Endometrial Receptivity Array
ERA stands for Endometrial Receptivity Analysis. It is a diagnostic test used in reproductive medicine to assess the receptivity of the endometrium (the lining of the uterus) for embryo implantation. The ERA test aims to determine the optimal timing for embryo transfer during an IVF cycle.
The endometrium undergoes a series of changes during the menstrual cycle to become receptive to an embryo for implantation. This receptive window, also known as the window of implantation, is a limited period when the endometrium is most favorable for successful embryo attachment and implantation.
The ERA test involves taking a small biopsy of the endometrial lining during a specific phase of the menstrual cycle, usually during the mid-luteal phase (around 7 to 9 days after ovulation). The collected endometrial sample is then analyzed to assess the expression of specific genes and molecular markers associated with endometrial receptivity.
Based on the analysis of the gene expression profile, the test categorizes the endometrium as pre-receptive, receptive, or post-receptive.

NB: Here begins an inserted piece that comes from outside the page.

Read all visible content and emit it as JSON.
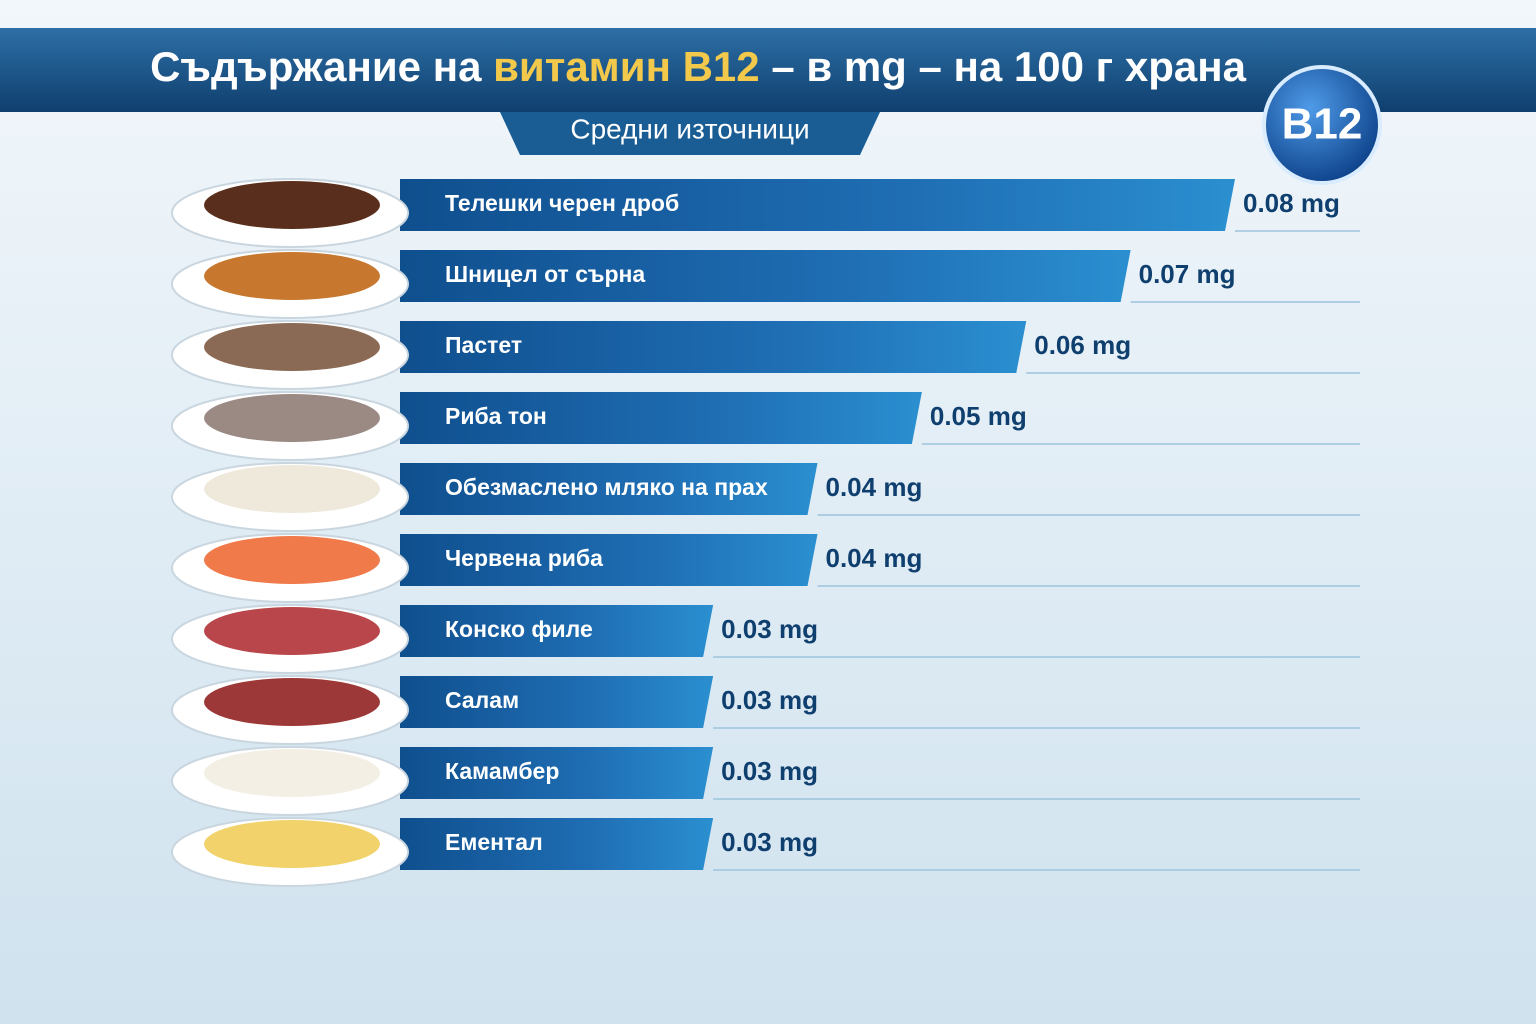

This information helps fertility specialists determine the precise timing for embryo transfer that is most likely to result in successful implantation.
However, in the past few years numerous independent groups have published their studies indicating that it is not as promising as it sounds.
Cozollina in 2022 published a multicentric trail where they concluded that Using ERA to guide pET during either autologous or donor cycles after a failed transfer attempt did not improve reproductive outcomes. Conversely, worse outcomes were detected when ERA was used. https://pubmed.ncbi.nlm.nih.gov/36070983/
Rafael et in 2021 stated that Without a gold standard to compare, the claim that the window of implantation (WOI) might be off by ±12 h only requires a good argument for the advantage it provides to human procreation, knowing that embryos can linger for days before actual embedding starts and that the window is actually a few days. The intra-patient variations in the test need to be addressed. In summary, like all other add-ons, it is doubtful whether the ERA test use can significantly enhance implantation success rates.
IVF in most countries including India is self paid by the couple. We strongly feel that any technology should not be offered till we are very certain that it is beneficial beyond doubt. Till then, it is wiser to invest in repeated IVF cycles rather than tests with uncertain benefits.